The man's growing conviction had received confirmation.
"What did that mean?" Betty asked quickly.
Dave was staring out down the river.
"Just nothing. Only I've had a goodish talk with Joe Hardwig."
"Then I needn't go into the details. I've heard the news that Dick Mansell has brought with him."
It was a long time before either spoke again. For Dave there seemed so little to say. What could he say? Sympathy was out of the question. He had no right to blame Jim yet. Nor did he feel that he could hold out hope to her, for in his heart he believed that the man's news was true.
With Betty, she hardly knew how to express her feelings. She hardly knew what her feelings were. At the time Mrs. Hardwig poured her tale into her ears she had listened quite impersonally. Somehow the story had not appealed to her as concerning herself, and her dominant thought had been pity for the man. It was not until afterward, when she was alone on her way to the school, that the full significance of it came to her; and then it came as a shock. She remembered, all of a sudden, that she was promised to Jim. That when Jim came back she was to marry him. From that moment the matter had never been out of her mind; through all her school hours it was with her, and her attention had been so distracted from her work that she found her small pupils getting out of hand.
Yes, she was to marry Jim, and they told her he was a drunkard, a gambler, and a "crook." She had given him her promise; she had sent him away. It was her own doing. Her feelings toward him never came into her thoughts.
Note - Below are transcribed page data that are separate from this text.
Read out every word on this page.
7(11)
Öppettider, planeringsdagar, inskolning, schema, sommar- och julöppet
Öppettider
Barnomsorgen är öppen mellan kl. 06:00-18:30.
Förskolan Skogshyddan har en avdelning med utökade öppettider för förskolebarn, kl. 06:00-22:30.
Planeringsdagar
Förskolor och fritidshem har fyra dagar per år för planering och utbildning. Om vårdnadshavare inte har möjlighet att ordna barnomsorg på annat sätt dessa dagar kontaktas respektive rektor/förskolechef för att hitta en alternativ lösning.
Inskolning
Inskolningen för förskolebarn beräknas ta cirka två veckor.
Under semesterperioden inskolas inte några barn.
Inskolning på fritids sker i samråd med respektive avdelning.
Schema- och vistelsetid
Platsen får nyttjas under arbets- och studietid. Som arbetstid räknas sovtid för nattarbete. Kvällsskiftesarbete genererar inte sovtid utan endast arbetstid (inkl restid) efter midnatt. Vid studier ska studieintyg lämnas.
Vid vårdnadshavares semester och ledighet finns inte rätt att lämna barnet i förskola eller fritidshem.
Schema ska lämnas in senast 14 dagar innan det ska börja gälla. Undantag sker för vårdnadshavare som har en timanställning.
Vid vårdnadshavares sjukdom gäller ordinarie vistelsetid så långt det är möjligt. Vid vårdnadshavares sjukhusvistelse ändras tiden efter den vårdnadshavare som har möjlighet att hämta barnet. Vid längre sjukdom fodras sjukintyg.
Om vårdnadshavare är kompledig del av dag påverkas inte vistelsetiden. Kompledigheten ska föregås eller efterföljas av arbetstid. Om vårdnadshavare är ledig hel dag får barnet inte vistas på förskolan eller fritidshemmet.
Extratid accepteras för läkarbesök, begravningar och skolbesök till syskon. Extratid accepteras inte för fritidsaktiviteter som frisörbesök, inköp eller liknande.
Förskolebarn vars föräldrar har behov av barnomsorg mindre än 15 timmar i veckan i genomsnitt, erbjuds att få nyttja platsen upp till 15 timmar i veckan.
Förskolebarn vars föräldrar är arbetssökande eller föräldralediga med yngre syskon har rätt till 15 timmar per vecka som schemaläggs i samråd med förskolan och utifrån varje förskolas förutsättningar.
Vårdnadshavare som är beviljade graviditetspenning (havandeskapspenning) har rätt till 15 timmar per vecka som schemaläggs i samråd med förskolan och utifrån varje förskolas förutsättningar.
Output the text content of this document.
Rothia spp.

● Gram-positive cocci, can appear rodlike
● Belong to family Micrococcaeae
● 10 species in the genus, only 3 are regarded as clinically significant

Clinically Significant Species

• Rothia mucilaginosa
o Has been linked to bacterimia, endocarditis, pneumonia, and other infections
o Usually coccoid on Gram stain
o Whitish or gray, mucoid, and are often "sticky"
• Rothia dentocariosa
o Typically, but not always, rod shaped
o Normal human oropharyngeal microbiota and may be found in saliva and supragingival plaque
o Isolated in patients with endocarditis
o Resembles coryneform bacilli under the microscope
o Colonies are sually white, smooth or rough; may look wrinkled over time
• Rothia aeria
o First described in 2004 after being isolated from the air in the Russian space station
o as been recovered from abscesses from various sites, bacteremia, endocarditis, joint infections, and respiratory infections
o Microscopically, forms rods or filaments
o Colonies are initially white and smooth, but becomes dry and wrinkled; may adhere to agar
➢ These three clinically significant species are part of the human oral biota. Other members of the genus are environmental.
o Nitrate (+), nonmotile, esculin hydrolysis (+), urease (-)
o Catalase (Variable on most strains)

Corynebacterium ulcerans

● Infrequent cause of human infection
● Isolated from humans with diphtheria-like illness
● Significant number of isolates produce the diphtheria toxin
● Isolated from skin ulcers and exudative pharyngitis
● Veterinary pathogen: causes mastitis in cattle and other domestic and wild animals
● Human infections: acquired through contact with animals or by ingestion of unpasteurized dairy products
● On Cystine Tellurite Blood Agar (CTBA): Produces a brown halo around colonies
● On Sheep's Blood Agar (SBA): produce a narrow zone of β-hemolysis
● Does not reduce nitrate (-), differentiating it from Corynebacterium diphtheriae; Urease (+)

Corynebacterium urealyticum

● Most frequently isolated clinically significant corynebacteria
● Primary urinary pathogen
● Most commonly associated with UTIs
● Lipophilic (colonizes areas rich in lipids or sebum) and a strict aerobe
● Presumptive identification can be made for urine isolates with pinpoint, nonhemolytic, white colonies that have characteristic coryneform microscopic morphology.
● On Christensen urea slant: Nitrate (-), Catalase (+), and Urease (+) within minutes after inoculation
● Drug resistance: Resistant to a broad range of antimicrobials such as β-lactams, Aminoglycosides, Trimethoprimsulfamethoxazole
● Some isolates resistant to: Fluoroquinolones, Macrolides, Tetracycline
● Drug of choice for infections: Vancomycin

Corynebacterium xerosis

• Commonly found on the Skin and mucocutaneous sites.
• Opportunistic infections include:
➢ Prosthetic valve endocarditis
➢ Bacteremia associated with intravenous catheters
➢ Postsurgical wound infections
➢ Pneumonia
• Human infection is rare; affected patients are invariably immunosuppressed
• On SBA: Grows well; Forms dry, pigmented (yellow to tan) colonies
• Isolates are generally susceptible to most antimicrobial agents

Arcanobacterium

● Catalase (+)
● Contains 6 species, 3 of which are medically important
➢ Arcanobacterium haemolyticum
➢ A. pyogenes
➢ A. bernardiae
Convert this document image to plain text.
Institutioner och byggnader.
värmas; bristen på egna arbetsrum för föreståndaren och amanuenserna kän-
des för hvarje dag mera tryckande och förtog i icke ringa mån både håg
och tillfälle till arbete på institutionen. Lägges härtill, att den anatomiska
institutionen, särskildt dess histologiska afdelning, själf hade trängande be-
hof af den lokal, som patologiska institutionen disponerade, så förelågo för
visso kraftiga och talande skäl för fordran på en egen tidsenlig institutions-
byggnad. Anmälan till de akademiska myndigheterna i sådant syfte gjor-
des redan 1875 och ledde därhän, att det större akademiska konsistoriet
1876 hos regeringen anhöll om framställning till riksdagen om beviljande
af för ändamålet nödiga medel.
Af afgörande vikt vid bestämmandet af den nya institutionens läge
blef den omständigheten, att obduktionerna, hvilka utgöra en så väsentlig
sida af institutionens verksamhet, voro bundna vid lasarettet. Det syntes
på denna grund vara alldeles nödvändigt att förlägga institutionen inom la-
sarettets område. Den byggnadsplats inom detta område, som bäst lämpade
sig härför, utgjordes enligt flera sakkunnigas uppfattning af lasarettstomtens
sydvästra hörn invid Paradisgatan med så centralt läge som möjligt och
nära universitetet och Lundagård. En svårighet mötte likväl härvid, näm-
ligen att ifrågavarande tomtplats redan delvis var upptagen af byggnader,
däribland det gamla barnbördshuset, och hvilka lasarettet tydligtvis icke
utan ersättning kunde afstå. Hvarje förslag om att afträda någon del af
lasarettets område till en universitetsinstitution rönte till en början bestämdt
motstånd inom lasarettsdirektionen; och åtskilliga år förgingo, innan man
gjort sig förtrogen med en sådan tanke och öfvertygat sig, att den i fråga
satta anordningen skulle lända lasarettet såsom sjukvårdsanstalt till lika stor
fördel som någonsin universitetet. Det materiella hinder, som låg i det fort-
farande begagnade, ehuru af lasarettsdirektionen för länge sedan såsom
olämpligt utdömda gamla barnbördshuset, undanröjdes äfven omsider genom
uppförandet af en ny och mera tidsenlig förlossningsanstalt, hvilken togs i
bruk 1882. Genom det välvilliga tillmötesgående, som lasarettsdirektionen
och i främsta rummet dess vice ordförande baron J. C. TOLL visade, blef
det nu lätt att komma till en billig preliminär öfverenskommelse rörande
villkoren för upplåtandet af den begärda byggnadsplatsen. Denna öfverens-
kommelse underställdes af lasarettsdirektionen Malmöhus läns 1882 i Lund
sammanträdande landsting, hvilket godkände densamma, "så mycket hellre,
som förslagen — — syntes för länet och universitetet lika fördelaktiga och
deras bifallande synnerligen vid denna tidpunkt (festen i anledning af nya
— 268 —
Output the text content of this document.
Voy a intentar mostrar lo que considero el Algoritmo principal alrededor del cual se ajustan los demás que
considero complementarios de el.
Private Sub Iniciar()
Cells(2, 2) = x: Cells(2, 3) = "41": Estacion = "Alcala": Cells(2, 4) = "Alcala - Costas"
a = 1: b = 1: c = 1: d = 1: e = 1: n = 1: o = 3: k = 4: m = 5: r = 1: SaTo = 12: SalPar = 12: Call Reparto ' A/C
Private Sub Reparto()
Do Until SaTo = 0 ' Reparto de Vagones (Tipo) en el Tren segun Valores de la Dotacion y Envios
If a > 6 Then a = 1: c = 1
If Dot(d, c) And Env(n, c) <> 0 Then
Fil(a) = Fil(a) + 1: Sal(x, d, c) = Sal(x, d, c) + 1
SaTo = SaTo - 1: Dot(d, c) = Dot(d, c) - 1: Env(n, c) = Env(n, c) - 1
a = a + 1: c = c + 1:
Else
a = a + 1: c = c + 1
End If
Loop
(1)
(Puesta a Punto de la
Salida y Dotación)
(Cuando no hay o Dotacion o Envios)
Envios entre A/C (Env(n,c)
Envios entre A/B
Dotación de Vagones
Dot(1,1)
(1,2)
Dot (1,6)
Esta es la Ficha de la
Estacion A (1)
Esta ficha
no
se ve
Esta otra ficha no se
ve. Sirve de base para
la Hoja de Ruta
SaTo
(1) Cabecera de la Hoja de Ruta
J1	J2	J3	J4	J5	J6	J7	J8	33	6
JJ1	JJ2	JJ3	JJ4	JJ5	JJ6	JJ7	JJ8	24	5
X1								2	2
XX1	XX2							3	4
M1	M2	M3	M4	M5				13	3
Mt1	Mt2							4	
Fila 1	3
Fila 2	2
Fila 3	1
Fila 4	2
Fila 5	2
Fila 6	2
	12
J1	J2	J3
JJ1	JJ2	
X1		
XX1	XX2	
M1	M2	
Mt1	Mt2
During the long five years of his absence he had become a sort of habit to her. She had never thought of her real feelings after the first month or two of his going. She was simply waiting for him, and would marry him when he came. It was only now, when she heard this story of him, that her feelings were called upon to assert themselves, and the result was something very like horror at her own position.
She remembered now her disappointment at the first realization of all her hopes, when Jim had asked her to marry him. She had not understood then, but now—now she did. She knew that she had never really loved him. And at the thought of his return she was filled with horror and dread.
She was glad that she had met Dave; she had longed to see him. He was the one person she could always lean on. And in her present trouble she wanted to lean on him.